On the day of Bhai Dooj, sisters invite their brothers for a sumptuous meal and offer brothers’ their favorite dishes. Delectable Basundi Poori and Shrikhand Poori is relished along with several other festival special dishes. Sisters perform aarti for their brother and apply a red tika on the brother’s forehead. This tika ceremony on the occasion of Bhai Dooj signifies the sister’s sincerest prayers for the long and happy life of her brother. If a sister puts a tilak on her brother’s forehead, then no one can harm her brother. Sisters perform puja for their brothers safety and well being. In return brothers bless their sisters and treat them also with gifts or cash. Women who do not have a brother,worship the moon god instead. They apply mehendi on girls on this day
The sister, whose brother lives far away from her and cannot come to her house, sends her sincerest prayers for the long and happy life of her brother through the moon God. She performs aarti for the moon. This is the reason why children affectionately call the moon Chandamama.

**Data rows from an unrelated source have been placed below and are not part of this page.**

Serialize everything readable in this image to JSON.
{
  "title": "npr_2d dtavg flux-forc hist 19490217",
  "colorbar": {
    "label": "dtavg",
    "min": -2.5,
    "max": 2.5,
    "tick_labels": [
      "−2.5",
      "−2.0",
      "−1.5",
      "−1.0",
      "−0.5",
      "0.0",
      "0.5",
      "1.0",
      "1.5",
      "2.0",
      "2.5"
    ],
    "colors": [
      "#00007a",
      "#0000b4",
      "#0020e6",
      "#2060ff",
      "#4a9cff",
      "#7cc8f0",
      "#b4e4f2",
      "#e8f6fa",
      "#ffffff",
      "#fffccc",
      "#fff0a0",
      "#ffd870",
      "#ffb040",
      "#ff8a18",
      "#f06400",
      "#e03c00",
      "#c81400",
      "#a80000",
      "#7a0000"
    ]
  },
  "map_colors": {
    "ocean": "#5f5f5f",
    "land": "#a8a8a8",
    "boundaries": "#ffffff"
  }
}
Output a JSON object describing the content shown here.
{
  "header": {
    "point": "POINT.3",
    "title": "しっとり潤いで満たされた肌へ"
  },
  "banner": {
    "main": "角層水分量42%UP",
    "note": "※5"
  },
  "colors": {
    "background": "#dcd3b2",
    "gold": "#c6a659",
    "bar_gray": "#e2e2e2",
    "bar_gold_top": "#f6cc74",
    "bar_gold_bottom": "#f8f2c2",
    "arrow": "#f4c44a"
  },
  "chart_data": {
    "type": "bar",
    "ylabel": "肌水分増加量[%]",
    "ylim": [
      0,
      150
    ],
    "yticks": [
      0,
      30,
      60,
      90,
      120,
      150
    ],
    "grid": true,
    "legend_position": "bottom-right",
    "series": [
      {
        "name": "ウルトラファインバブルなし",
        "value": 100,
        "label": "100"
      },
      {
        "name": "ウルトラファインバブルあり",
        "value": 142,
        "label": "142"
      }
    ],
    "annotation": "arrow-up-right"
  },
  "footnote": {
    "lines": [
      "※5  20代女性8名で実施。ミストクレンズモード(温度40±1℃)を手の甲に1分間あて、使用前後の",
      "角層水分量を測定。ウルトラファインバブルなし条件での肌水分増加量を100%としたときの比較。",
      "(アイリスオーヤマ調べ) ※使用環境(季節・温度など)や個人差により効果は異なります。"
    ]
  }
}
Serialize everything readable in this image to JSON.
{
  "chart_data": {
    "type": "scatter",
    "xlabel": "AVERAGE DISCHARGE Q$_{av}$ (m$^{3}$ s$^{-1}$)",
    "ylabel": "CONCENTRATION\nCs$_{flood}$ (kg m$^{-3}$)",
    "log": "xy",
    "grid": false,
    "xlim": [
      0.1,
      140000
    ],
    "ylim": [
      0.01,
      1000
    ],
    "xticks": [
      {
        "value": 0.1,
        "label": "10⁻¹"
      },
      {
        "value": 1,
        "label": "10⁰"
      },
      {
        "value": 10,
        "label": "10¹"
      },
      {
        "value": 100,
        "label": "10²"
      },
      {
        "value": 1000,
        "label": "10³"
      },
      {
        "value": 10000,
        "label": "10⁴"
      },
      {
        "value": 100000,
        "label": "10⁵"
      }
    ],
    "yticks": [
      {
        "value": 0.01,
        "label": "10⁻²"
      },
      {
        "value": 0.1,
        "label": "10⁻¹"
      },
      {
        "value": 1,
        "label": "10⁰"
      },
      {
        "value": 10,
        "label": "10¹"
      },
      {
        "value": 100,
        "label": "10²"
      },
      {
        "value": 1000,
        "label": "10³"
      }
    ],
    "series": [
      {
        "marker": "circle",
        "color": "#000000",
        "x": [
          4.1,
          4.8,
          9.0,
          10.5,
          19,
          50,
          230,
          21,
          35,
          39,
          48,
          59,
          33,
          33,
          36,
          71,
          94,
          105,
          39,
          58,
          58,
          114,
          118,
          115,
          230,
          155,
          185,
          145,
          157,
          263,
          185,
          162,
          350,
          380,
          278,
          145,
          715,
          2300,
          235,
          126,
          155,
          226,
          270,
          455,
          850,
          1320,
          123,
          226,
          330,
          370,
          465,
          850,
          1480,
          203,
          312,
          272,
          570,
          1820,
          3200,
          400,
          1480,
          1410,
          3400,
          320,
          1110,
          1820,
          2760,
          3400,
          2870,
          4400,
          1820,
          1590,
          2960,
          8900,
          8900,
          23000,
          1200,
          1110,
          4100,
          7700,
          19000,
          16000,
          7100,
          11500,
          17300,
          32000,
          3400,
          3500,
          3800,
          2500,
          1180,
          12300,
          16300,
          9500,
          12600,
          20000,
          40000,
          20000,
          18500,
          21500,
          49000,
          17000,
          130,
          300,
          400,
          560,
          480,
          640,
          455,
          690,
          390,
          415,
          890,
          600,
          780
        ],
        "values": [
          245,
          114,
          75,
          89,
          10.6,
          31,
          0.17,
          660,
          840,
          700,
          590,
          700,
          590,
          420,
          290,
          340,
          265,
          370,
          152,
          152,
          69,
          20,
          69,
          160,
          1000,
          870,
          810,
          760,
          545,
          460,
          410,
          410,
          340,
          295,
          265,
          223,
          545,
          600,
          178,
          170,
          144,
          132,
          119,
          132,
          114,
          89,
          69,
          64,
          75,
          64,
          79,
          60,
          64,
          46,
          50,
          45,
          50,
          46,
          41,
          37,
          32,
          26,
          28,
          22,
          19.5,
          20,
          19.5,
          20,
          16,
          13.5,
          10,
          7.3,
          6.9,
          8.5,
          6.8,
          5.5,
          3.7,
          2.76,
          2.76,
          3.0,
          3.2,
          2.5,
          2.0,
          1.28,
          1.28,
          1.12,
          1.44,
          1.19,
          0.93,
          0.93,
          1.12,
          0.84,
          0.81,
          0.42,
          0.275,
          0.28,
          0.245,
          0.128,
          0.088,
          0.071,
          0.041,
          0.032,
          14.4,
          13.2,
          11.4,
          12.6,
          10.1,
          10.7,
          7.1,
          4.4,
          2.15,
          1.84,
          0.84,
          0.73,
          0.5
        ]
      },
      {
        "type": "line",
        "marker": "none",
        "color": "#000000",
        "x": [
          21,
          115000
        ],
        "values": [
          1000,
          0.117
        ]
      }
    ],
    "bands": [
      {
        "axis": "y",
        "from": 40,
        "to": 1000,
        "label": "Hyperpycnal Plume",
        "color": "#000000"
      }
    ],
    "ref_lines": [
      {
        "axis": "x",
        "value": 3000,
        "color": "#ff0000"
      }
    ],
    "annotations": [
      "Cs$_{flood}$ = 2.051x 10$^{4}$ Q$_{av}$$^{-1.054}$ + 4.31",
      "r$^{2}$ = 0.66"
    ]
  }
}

Story behind the celebration of Bhai Dooj
“Bhratus tabaa grajaataaham, Bhunksa bhaktamidam shuvam Preetaye yama raajasya Yamunaah Visheshatah.”
Translation : I’m your sister, eat this sacred rice. For the pleasure of “Yam Raj” and “Yamuna”.
One of the most commonly told legend of Bhai Dooj is the tale of Yamaraj, the Hindu mythological god of Death. Yamaraj met his twin-sister Yami or Yamuna after a long period of separation. The day was ‘Dwitheya’ or ‘Dooj Day’ (second day after new moon). When Yami saw her brother after a long period of time, she was very happy and she welcomed Dharam Raj (Yama) wholeheartedly. She applied red tilak on his brother’s forehead and treated him with a sumptuous meal. Yamaraj was very happy receiving such a warm reception from his sister. It was due to this he announced that whosoever receives a teeka from his sister on the day of ‘Dooj’ will not be hurled to hell. Hence the day is also referred as Yamadwitheya.
The festival of Diwali is incomplete without Bhai Dooj. The essence of the Bhai Dooj festival is that it is celebrated to strengthen the love between brothers and sisters. It is a day of food-sharing, gift-giving and reaching out to the inner most depths of the hearts.